The Fire in the Borgo. Raphael (1516). Stanza dell’Incendio, Vatican. Photo: Wikimedia Commons
This is the last painting in the “Women at Work” series, following the principle that you leave the best for last. Raphael does not need much introduction, since any art lover is familiar with his exquisite Madonnas, portraits, and religious scenes. He spent decades decorating the Vatican walls, first for Pope Julius II and then for his successor, Pope Leo X, who was installed in 1513. A year later, Raphael, who already had under his belt the decorations for three other rooms, including The School of Athens, created illustrations of great deeds by previous popes for the private dining room—a retreat where the pope would listen to readings and songs and entertain friends. The frescoes in this room include the crowning of Charlemagne, a victory at Ostia, and a miracle by the 9th-century Pope Leo IV, who extinguished “by the sign of the Cross a great fire, which had burn’d down the quarter where Saracens and Lombards liv’d.” It is from this fresco, entitled The Fire in the Borgo, that this Vatican room derives its name, Stanza dell’Incendio.

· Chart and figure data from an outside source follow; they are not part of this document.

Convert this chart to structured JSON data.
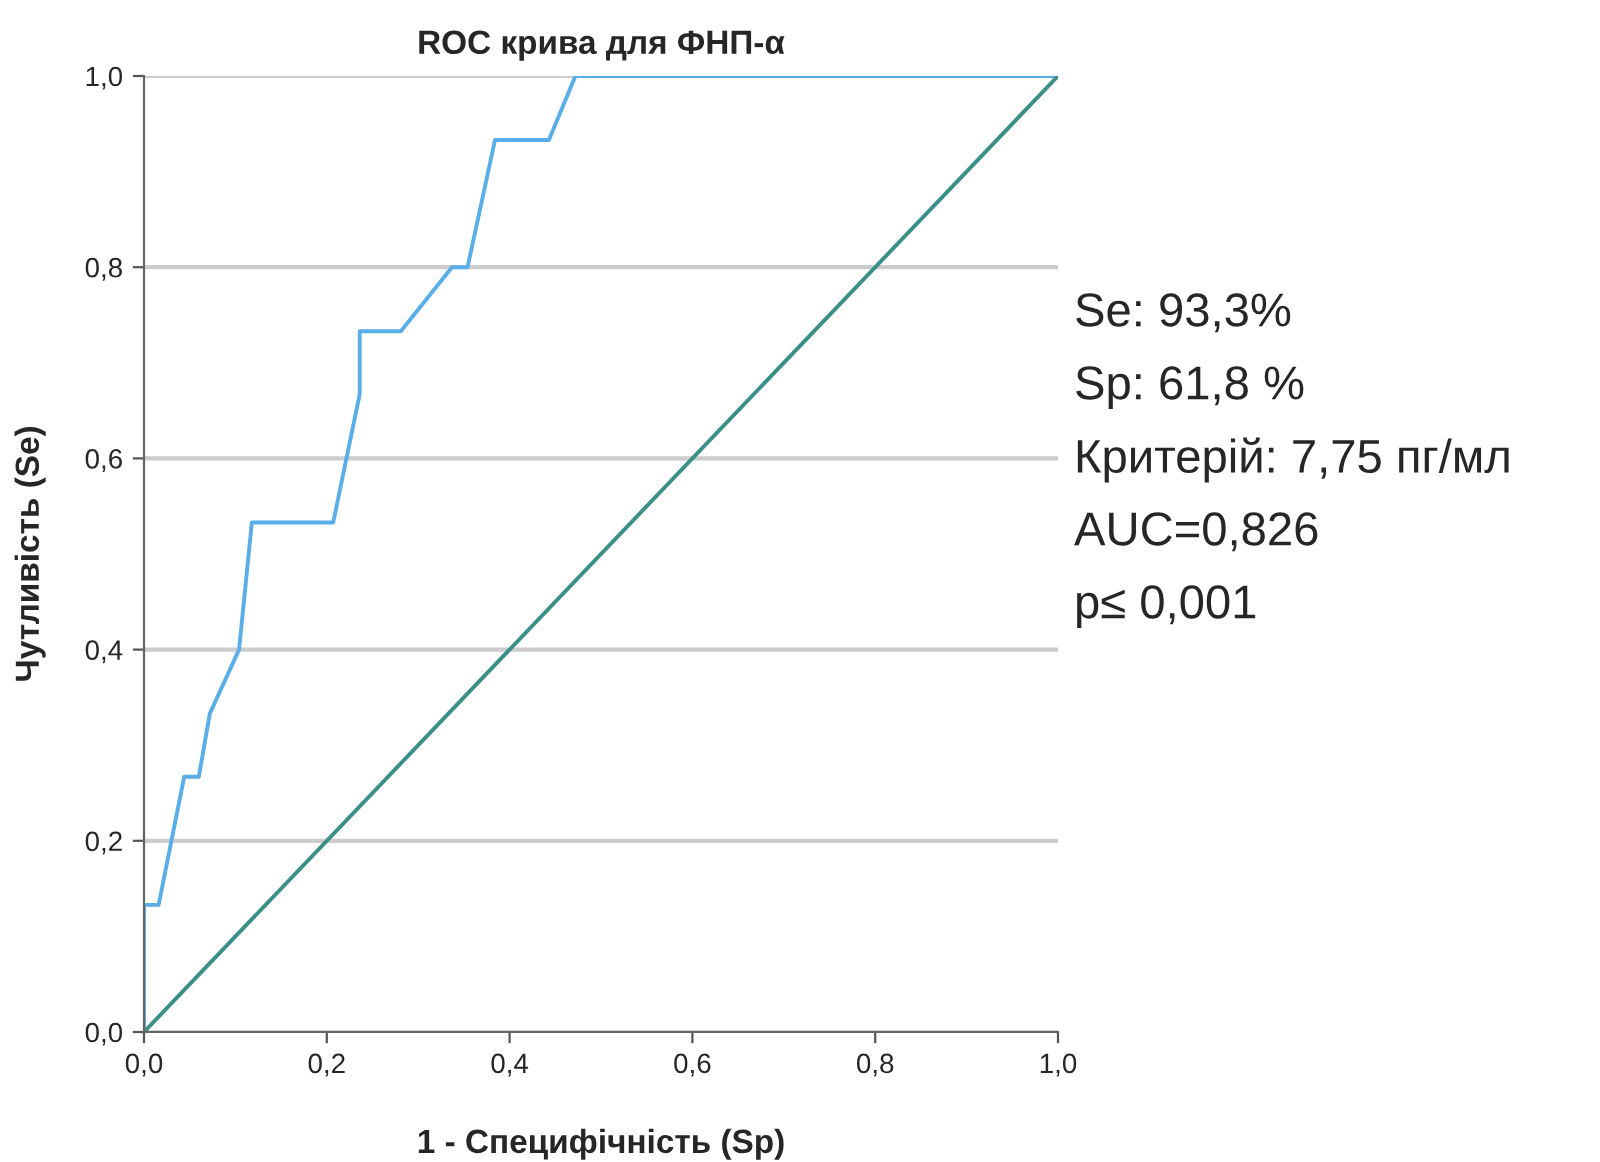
{
  "chart_data": {
    "type": "line",
    "title": "ROC крива для ФНП-α",
    "xlabel": "1 - Специфічність (Sp)",
    "ylabel": "Чутливість (Se)",
    "series": [
      {
        "color": "#5aaee8",
        "x": [
          0,
          0,
          0.016,
          0.044,
          0.06,
          0.072,
          0.104,
          0.118,
          0.207,
          0.236,
          0.236,
          0.281,
          0.337,
          0.354,
          0.384,
          0.443,
          0.472,
          1
        ],
        "values": [
          0,
          0.133,
          0.133,
          0.267,
          0.267,
          0.333,
          0.4,
          0.533,
          0.533,
          0.667,
          0.733,
          0.733,
          0.8,
          0.8,
          0.933,
          0.933,
          1,
          1
        ]
      },
      {
        "color": "#3a8f87",
        "x": [
          0,
          1
        ],
        "values": [
          0,
          1
        ]
      }
    ],
    "xlim": [
      0,
      1
    ],
    "ylim": [
      0,
      1
    ],
    "xticks": [
      {
        "value": 0,
        "label": "0,0"
      },
      {
        "value": 0.2,
        "label": "0,2"
      },
      {
        "value": 0.4,
        "label": "0,4"
      },
      {
        "value": 0.6,
        "label": "0,6"
      },
      {
        "value": 0.8,
        "label": "0,8"
      },
      {
        "value": 1,
        "label": "1,0"
      }
    ],
    "yticks": [
      {
        "value": 0,
        "label": "0,0"
      },
      {
        "value": 0.2,
        "label": "0,2"
      },
      {
        "value": 0.4,
        "label": "0,4"
      },
      {
        "value": 0.6,
        "label": "0,6"
      },
      {
        "value": 0.8,
        "label": "0,8"
      },
      {
        "value": 1,
        "label": "1,0"
      }
    ],
    "grid": "y",
    "annotations": [
      "Se: 93,3%",
      "Sp: 61,8 %",
      "Критерій: 7,75 пг/мл",
      "AUC=0,826",
      "p≤ 0,001"
    ]
  }
}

Frescoes, which demanded the very fast work of applying paint onto wet plaster, were completed by a team of painters. Raphael would design the painting and execute some parts, while the rest would be completed by his assistants. Giulio Romano, an artist at Raphael’s workshop, received partial credit for creating this fresco, but the design of the artwork and key parts of the painting are credited to Raphael.
Raphael placed the fire-suppressing pope in the center but far away, in a loggia. To the left, we see people saving themselves from the fire—a woman is handing over her baby, while a terrified man is climbing down the wall, and an old man is being carried out. In the center, a group of women and children display mixed reactions; some are clearly still gripped by the panic of the disaster, but others have already noticed the miracle of fire abatement. However the most outstanding part of this fresco is the portrait of two women carrying water. The one in the back—in the water line with two men—is calling out for more jugs and is intent on dousing the fire. However, the other woman, who has dutifully carried in more water, is already aware of the fire’s disappearance. She is not even looking at the water line. Mouth agape, she is observing the fire’s sudden disappearance. She is the closest to us, the viewers, and it is through her astonishment that we are intended to perceive this miracle.
These two water-carrying women are some of the most gracious human figures in the history of art. Raphael borrowed constantly from all the masters he could—Perugino (who was his teacher), da Vinci (who he met around 1506), Michelangelo (Bramante secretly let him in to study the Sistine Chapel being painted), Botticelli (whose art he could study at the Medici court in Florence), and many others. These two servant women perhaps borrow some of their statuesque figures from Michelangelo or antiquity, but they are really Raphael’s own creation. His serving girls are more regal than princesses by other artists.